I’ve noticed that many people started criticizing the new Cursor experiment - so I wanted to verify it myself.
Not just the autonomous agent swarm part, but in principle, can AI write something as complex as a browser?
And then I wrote it in two days.
Here’s how it went.
Rules
Limited set of agents:
- For this experiment, I’ve run up to 5 different Claude Code instances in parallel worktrees, jumping between them like between units in RTS games.
No full autonomy:
- I’ve manually verified features inside the worktree.
It’s okay to use libraries:
- I didn’t aim to write it from scratch fully, just as with the Cursor experiment; I’ve asked it to implement a JS engine and a CSS parser.
- I’ve explicitly asked it to use a library for HTML, and it chose to use a library from Servo.
The Agentic RTS Coding Experience
I’ve started the project by running multiple instances of Claude Code. First in plan mode, then implementation, accepting all edits.
In my experience, Claude Code is notorious for asking for permissions randomly, and sometimes it requires confirmation before editing the file, so I had to monitor each instance to avoid being stuck and push it further.

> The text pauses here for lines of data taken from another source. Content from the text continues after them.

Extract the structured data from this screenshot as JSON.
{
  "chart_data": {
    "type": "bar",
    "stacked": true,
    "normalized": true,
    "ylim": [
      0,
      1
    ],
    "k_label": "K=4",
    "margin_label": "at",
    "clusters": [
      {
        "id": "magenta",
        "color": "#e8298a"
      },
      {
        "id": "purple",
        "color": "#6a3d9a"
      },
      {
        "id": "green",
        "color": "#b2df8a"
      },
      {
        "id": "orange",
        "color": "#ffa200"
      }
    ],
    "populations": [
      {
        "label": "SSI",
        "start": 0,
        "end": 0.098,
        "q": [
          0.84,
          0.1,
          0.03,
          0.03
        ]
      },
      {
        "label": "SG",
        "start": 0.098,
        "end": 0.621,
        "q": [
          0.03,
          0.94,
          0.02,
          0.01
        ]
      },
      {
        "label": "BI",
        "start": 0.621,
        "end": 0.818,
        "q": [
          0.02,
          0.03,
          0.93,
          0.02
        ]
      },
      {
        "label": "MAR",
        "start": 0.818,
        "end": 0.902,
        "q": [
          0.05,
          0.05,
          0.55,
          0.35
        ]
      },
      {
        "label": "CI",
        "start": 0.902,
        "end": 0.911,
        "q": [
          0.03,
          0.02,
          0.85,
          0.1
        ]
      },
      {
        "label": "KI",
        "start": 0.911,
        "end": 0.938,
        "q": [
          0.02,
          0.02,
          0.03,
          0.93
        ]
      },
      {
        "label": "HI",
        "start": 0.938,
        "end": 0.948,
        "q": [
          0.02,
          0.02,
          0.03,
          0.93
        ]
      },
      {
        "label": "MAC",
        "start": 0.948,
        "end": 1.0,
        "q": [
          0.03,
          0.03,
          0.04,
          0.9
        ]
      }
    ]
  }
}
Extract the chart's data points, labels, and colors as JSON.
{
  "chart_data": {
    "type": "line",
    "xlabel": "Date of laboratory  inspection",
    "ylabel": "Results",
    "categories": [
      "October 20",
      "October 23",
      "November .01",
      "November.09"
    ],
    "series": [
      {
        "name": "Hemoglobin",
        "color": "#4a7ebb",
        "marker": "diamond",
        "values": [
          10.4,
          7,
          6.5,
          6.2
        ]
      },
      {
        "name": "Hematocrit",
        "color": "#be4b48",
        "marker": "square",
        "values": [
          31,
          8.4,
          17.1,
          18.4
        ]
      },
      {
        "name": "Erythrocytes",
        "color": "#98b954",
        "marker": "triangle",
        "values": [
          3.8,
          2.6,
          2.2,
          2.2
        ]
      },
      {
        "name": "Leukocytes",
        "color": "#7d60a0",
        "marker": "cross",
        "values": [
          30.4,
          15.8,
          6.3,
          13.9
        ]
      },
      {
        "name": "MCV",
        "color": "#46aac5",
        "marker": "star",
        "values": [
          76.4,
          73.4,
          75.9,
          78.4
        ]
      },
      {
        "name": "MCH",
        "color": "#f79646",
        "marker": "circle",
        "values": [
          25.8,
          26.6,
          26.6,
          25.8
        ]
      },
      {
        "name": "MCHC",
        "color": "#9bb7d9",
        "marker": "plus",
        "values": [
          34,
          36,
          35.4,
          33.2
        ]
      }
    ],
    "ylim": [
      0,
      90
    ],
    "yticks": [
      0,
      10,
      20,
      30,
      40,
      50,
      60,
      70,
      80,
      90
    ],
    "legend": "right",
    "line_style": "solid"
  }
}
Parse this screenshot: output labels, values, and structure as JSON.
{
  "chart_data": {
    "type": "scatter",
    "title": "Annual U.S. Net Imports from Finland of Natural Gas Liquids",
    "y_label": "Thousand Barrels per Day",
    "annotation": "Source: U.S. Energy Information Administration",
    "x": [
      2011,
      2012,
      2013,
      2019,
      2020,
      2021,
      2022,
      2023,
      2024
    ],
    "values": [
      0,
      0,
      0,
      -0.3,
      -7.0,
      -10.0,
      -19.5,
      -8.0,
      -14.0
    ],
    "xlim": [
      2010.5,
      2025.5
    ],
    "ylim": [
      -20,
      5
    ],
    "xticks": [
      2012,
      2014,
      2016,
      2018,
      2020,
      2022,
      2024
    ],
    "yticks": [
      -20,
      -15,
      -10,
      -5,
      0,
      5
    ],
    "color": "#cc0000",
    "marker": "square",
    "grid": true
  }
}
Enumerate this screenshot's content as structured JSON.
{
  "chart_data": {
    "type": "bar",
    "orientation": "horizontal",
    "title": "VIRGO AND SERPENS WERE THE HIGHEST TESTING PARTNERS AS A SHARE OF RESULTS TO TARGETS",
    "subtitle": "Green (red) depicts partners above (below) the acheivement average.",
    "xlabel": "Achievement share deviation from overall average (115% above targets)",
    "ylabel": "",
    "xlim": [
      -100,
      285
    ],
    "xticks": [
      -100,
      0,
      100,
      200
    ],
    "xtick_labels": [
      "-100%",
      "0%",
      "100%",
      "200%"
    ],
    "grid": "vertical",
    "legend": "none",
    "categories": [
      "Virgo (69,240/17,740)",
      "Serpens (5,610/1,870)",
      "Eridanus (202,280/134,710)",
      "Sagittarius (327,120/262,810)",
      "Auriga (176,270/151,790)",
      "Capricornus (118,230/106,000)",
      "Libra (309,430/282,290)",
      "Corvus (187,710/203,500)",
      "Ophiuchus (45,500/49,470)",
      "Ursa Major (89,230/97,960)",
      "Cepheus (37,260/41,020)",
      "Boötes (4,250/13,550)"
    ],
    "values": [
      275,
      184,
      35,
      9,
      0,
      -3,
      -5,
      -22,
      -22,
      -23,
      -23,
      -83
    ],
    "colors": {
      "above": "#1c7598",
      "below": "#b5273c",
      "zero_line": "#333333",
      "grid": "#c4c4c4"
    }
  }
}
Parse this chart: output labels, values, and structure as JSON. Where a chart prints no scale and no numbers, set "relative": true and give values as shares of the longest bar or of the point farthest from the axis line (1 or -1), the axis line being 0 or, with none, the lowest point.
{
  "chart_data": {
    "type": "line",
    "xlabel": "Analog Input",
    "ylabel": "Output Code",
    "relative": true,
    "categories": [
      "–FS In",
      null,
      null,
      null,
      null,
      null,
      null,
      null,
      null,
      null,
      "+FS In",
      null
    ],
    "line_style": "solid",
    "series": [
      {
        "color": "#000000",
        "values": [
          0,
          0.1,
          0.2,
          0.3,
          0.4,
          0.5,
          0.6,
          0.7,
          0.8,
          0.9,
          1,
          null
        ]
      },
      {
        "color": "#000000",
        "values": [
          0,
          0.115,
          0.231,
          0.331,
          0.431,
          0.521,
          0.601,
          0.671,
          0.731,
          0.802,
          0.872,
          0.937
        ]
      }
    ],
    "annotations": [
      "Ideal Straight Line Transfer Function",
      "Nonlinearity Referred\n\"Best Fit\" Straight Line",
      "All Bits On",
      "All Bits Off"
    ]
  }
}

Sometimes the agents need follow-ups, you need to answer the questions, point to an issue, so you’re never bored in this game.
Another interesting side-effect of running multiple instances of Claude code - merging git worktrees. Some features get implemented in other worktrees, some get stuck in long merge conflicts resolving loops.
This is the part the Cursor team was trying to explore - how to make multiple agents work efficiently. However, I’m starting to think that the ideal solution doesn’t quite reflect the organization-style specialization for agents. Considering that the agent operator (me) is verifying results and choosing direction, it’s more about removing bottlenecks in the codebase:
- Large classes
- Large integration points
- Better module separation.
I think at some point I will not be able to handle all modules, so I’m not sure if this idea can be scaled.
Verification
I’ve asked each agent to write a lot of unit tests for each component - this covers non-interactive stuff almost perfectly. The rendering, on the other hand, required a lot of manual testing.
Poor offsets were everywhere.
Scaling didn’t work until I told it what to do for my system.
The initial version of the text glyphs renderer had O(n^2) complexity.
I’ve had to guide the agent through optimizations, adding logs, and pasting output, bisecting the bottlenecks together. Eventually, it optimized the code by adding random caches across the stack and fixed the offsets. There is still some other part of the code with O(n^2) complexity at least, because some of the large pages are loading slowly.
Could I have done better?
Later during development, I’ve added screenshot mode for the agent to read the output by itself, but this was another ordeal. The agent decided to duplicate the rendering stack just for the screenshot functionality, and I had to force it to deduplicate the code. I wish I thought about this earlier.
Code Quality
I still didn’t fully look at the code. I know it’s bad - I saw some manual cache cleanups all over the place. This can be fixed - I just need to think by myself about the architecture, write diagrams for myself, and then run agents with specific plans based on my target designs.
Functionality
Did the agent manage to write a functional browser? Heck no, it barely supports CSS, not to mention JS. But it’s clear to me that if I were to set a goal and implement the rest of the specs, I can do it very quickly.
Authorship Problem
The resulting code does use a lot of libraries, and apparently, it brought a lot of stuff from Servo. If I spend more time, I can just re-implement each of the libraries from scratch. In this case, though, will it write new code or just regurgitate all the existing open-source code? I don’t know.
And what is my role in this process? I'm not writing code, I'm merely directing agents, and trying to unblock them as fast as I can. This tweet sums my experience pretty well.
Conclusion
This was a fun experiment, I didn’t think I’d get so far in such a short time - I’ve only spent 2 evenings on this. LLMs are extremely powerful, but in known, trained cases.
When we figure out how to verify code at scale and manage to efficiently parallelize the agents, we’ll get full-blown software engineering factories, producing known code tweaked to the specific task. It’s an ultimate framework.